Post 87 - Message in a bottle(s)

26 Dec 2025

Day 13 YARA Rules YARA mean one!

When to use YARA

YARA Values

YARA Rules

Built from several key elements:

Text strings

Simplest and most common type of string in YARA rules. represents words or short fragments within a file, script, or memory. Default treatment is case-sensitive ASCII but can use modifiers after the definition. Example:

rule text_string_sample
{
    strings:
        $string1 = "Word"

    condition:
        $string1
}

Modifiers can be used to counter uncertainty and attacker use of encoding, case tricks, and even encryption as obfuscation methods.

Hexadecimal strings

YARA can search for specific byte patterns in hex notation, useful for detecting malware fragments like file headers, shellcode, or binary signatures that can’t be plain text. Example:

rule hex_string_sample
{
    strings:
        $mz = { 4D 5A 90 00 } // MZ header of a windows exe
        $hex_string = { E3 41 ?? C8 G? VB }
    
    condition:
        $mz and $hex_string
}

Regex strings

Allows flexible search patterns that can match multiple variations of the same malicious string.
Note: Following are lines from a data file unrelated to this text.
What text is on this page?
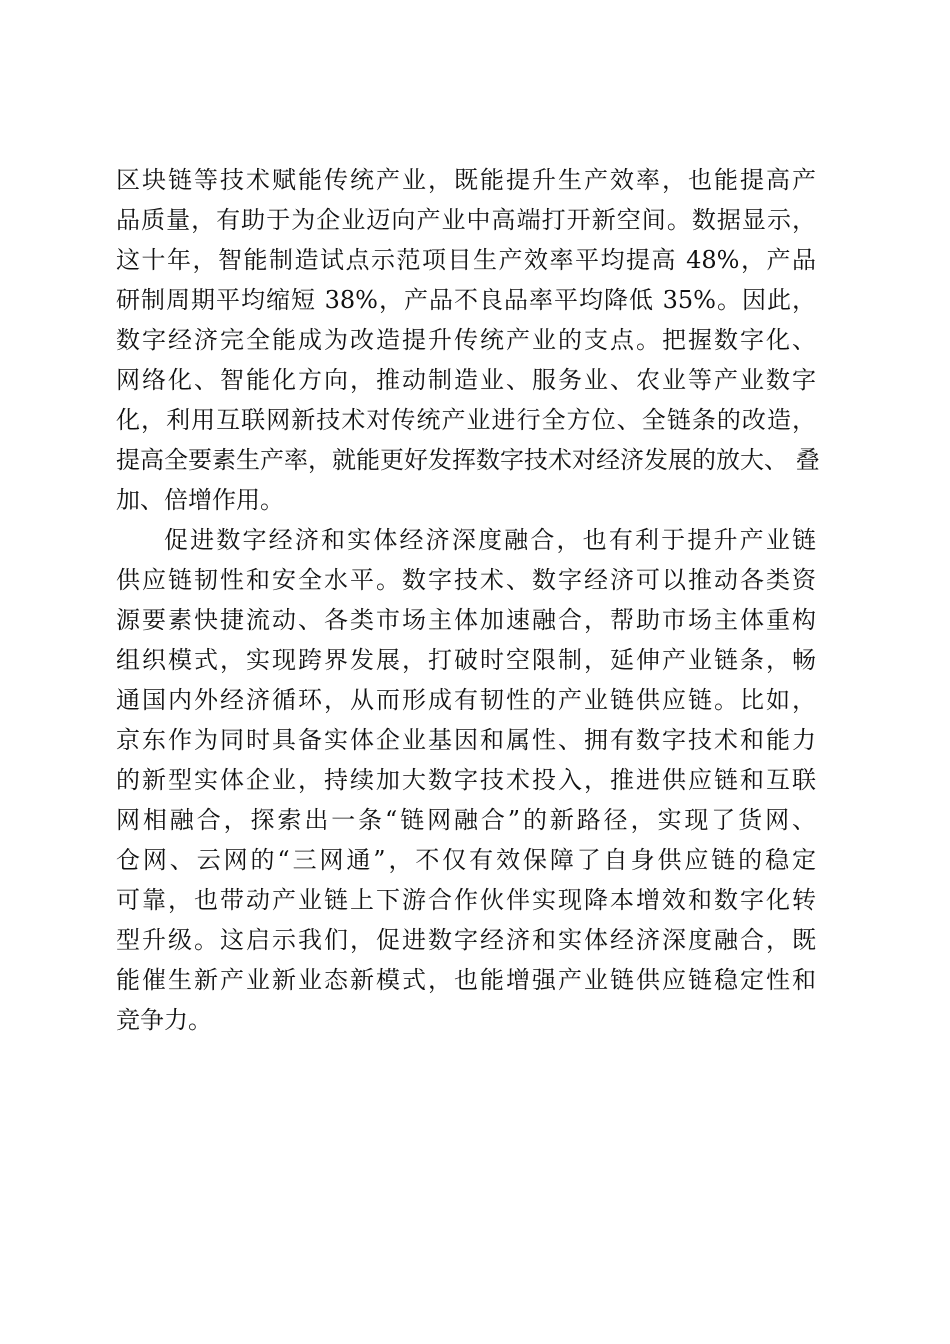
区块链等技术赋能传统产业，既能提升生产效率，也能提高产
品质量，有助于为企业迈向产业中高端打开新空间。数据显示，
这十年，智能制造试点示范项目生产效率平均提高 48%，产品
研制周期平均缩短 38%，产品不良品率平均降低 35%。因此，
数字经济完全能成为改造提升传统产业的支点。把握数字化、
网络化、智能化方向，推动制造业、服务业、农业等产业数字
化，利用互联网新技术对传统产业进行全方位、全链条的改造，
提高全要素生产率，就能更好发挥数字技术对经济发展的放大、 叠
加、倍增作用。
促进数字经济和实体经济深度融合，也有利于提升产业链
供应链韧性和安全水平。数字技术、数字经济可以推动各类资
源要素快捷流动、各类市场主体加速融合，帮助市场主体重构
组织模式，实现跨界发展，打破时空限制，延伸产业链条，畅
通国内外经济循环，从而形成有韧性的产业链供应链。比如，
京东作为同时具备实体企业基因和属性、拥有数字技术和能力
的新型实体企业，持续加大数字技术投入，推进供应链和互联
网相融合，探索出一条“链网融合”的新路径，实现了货网、
仓网、云网的“三网通”，不仅有效保障了自身供应链的稳定
可靠，也带动产业链上下游合作伙伴实现降本增效和数字化转
型升级。这启示我们，促进数字经济和实体经济深度融合，既
能催生新产业新业态新模式，也能增强产业链供应链稳定性和
竞争力。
Especially useful for URLs, encoded commands, and filenames that share a structure but are slightly different. Very powerful but should be used carefully because too broad a definition can match a wide range of data and slow down scans. Example:

rule regex_string_sample
{
    strings:
        $url = /http:\/\/.*malware.*/ nocase
        $cmd = /powershell/*-enc\s+[A-Za-z0-9+/+]+/ nocase
    
    condition:
        $url and $cmd
}

Conditions

The Task

Create a rule based on the playbook to find a secret message from McSkidy. Would have been much easier if I had entered the one character I thought I had. No recommended stuff with the room.